By-election in New South Wales, Australia

A by-election was held for the New South Wales Legislative Assembly electorate of East Sydney on 29 February 1884 as a result of the Legislative Assembly declaring the seats of Francis Suttor, and George Reid, were vacant as a result of a report of the Committee of Elections and Qualifications that they were incapable of being elected, or of sitting, or voting, as a member of the Assembly.

At the time the Constitution provided that:
XVIII. Any person holding any Office of Profit under the Crown, or having a Pension from the Crown during Pleasure or for Term of Years, shall be incapable of being elected, or of sitting or voting as a Member of the Legislative Assembly, unless he be One of the following official Members of the Government, that is to say, the Colonial Secretary, Colonial Treasurer, Auditor General, Attorney General, and Solicitor General, or One of such additional Officers, not being more than Five, as the Governor, with the advice of the Executive Council, may from Time to Time, by a notice in the Government Gazette, declare capable of being elected a Member of the said Assembly.

Adolphus Taylor argued that the Governor had already issued five proclamations prior to the appointment of Suttor and thus the appointments of Suttor and Reid to the office of Minister of Public Instruction meant they were disqualified. The Elections and Qualifications Committee agreed, declaring that both Suttor and Reid held an office of profit under the crown and they were both disqualified from holding office.

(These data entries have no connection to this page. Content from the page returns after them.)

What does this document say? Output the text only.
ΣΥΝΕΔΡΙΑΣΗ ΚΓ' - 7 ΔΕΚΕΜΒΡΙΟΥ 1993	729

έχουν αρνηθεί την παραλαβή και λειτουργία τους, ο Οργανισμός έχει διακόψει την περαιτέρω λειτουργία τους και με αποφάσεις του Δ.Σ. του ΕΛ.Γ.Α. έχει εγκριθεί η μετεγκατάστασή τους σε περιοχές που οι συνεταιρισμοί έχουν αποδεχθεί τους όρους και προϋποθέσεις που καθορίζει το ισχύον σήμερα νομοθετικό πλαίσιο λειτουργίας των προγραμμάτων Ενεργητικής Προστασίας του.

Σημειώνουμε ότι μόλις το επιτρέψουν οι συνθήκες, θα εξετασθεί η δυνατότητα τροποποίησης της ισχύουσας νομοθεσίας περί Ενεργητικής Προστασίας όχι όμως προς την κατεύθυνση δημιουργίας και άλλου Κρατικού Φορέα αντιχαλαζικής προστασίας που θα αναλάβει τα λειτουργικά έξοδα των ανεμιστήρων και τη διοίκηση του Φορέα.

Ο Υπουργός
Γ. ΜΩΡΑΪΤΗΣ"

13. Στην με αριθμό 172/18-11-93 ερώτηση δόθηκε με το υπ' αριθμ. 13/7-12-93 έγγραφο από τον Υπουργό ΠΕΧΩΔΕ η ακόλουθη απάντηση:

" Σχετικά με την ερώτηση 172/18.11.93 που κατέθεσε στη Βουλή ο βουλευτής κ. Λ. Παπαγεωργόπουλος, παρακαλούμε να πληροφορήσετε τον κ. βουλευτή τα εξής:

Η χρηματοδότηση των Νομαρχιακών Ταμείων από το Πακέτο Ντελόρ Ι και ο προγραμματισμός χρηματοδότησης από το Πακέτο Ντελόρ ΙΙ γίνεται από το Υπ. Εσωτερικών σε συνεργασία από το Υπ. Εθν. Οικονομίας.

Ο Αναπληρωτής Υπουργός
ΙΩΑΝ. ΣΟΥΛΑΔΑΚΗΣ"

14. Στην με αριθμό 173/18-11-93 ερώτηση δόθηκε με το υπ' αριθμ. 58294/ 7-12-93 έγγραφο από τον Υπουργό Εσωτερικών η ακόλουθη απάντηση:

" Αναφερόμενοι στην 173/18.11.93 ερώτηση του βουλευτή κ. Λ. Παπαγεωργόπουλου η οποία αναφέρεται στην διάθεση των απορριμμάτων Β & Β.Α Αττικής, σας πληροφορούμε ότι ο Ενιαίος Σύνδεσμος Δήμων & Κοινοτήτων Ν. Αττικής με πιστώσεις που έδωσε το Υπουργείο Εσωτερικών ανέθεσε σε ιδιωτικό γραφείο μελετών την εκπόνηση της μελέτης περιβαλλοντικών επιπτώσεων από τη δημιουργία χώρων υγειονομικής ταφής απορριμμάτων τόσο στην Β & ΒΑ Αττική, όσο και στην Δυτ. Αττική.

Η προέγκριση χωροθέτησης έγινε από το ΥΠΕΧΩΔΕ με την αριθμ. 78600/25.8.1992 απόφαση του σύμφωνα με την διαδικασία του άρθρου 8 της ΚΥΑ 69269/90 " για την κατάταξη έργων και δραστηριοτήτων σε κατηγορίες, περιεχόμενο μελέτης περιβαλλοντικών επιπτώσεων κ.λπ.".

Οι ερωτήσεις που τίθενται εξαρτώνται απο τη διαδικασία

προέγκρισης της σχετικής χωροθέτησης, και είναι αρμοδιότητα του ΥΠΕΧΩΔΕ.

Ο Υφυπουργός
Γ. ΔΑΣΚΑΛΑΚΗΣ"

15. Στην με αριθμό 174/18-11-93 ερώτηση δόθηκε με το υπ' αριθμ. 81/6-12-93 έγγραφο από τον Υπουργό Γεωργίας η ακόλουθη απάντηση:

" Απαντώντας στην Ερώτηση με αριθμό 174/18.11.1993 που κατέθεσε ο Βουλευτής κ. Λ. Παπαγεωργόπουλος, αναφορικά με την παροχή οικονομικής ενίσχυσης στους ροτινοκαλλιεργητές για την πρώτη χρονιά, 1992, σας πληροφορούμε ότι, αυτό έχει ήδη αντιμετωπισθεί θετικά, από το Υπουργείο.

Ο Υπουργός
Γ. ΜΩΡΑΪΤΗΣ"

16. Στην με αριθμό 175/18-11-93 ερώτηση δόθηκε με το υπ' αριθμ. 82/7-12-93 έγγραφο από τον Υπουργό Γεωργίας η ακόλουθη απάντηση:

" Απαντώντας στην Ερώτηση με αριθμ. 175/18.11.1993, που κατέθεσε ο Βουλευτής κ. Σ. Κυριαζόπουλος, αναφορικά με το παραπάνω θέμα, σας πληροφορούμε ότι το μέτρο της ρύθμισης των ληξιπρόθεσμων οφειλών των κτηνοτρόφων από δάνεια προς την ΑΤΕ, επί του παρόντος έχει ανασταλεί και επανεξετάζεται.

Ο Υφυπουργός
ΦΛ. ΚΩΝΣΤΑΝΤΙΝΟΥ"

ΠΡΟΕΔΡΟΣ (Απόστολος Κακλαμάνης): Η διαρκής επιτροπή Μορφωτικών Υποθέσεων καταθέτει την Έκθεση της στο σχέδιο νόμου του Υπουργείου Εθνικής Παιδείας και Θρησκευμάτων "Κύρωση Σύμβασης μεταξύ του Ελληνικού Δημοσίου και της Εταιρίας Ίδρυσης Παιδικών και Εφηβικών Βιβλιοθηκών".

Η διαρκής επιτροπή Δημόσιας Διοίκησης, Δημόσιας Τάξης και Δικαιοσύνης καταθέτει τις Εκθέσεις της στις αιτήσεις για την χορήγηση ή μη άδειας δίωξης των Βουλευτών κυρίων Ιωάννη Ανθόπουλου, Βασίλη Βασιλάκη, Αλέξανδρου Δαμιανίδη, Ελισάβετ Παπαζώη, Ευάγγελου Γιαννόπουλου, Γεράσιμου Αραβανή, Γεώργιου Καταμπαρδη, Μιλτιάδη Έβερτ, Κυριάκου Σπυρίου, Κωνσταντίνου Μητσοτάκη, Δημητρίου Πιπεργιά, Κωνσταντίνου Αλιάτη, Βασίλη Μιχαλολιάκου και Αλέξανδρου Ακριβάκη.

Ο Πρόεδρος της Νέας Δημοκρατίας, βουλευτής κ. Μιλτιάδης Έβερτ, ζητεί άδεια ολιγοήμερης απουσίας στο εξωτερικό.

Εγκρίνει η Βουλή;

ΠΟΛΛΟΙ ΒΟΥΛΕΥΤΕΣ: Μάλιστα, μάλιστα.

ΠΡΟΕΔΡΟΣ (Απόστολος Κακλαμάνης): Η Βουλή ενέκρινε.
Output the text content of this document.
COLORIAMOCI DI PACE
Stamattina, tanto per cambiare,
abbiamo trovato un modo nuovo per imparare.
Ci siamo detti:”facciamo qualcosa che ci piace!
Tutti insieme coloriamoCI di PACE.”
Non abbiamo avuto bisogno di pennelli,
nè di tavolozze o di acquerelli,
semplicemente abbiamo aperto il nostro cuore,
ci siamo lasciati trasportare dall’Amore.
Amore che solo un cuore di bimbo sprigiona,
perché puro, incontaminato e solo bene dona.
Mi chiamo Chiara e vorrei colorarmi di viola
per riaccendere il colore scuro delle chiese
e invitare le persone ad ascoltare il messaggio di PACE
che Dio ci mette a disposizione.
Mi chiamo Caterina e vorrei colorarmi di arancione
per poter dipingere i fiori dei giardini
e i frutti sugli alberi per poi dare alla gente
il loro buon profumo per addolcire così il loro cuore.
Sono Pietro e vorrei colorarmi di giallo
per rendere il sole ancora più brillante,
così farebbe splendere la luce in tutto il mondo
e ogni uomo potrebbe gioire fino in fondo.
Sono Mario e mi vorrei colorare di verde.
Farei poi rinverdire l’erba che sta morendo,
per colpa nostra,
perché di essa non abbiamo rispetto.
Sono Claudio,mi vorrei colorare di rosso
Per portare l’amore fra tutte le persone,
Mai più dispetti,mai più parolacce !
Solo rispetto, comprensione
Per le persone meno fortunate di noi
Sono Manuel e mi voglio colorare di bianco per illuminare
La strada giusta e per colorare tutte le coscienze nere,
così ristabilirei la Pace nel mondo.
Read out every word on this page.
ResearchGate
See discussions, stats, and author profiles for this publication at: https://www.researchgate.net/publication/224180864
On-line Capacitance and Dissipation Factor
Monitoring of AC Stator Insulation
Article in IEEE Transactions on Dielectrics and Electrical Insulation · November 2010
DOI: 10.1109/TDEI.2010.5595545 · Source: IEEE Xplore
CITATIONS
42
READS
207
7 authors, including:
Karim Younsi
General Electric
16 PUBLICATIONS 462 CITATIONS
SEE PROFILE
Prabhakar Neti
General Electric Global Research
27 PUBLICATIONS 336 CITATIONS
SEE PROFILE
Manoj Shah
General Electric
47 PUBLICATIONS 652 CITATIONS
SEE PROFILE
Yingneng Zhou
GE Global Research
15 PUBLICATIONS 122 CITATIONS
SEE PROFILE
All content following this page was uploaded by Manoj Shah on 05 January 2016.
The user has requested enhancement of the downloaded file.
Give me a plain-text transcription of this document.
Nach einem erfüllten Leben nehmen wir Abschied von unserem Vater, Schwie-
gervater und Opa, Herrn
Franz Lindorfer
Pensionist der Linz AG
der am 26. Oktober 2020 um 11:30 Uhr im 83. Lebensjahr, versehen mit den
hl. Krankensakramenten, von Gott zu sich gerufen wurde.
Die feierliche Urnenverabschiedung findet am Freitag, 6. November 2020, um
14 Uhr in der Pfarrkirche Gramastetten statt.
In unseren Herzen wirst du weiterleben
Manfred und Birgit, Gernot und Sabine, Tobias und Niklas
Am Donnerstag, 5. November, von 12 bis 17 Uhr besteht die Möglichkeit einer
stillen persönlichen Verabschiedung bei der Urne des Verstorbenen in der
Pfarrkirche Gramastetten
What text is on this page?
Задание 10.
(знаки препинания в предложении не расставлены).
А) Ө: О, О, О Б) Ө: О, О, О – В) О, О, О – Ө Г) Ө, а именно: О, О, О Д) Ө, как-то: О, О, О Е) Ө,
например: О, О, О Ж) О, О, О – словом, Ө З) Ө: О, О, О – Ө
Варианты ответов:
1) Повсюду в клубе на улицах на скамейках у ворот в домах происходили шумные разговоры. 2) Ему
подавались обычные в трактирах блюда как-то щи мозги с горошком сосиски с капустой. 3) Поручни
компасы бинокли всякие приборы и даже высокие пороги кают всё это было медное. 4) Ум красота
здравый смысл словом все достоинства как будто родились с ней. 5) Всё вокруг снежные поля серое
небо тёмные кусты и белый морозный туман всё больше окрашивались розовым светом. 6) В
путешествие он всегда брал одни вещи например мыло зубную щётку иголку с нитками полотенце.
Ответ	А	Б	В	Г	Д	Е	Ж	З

The Protection and Political Reform League had intended to nominate Richard Luscombe, however he was withheld to avoid splitting the protectionist vote.

==Result==

1884 East Sydney by-election Friday 29 February
| Candidate |  | Votes | % |
|---|---|---|---|
| Sydney Burdekin (elected) |  | 2,138 | 50.5 |
| George Reid (defeated) |  | 2,098 | 49.5 |
| Total formal votes |  | 4,236 | 98.7 |
| Informal votes |  | 54 | 1.3 |
| Turnout |  | 4,290 | 48.1 |

The Committee of Elections and Qualifications held that an error in the drafting of the constitution meant that George Reid could not be validly appointed Minister of Public Instruction and declared his seat vacant.

==Aftermath==
While Reid was defeated, Suttor was unopposed in the Bathurst by-election. The errors were remedied by the Constitution Act Amendment Act 1884.

Reid did not regain a seat in Parliament until the October 1885 election.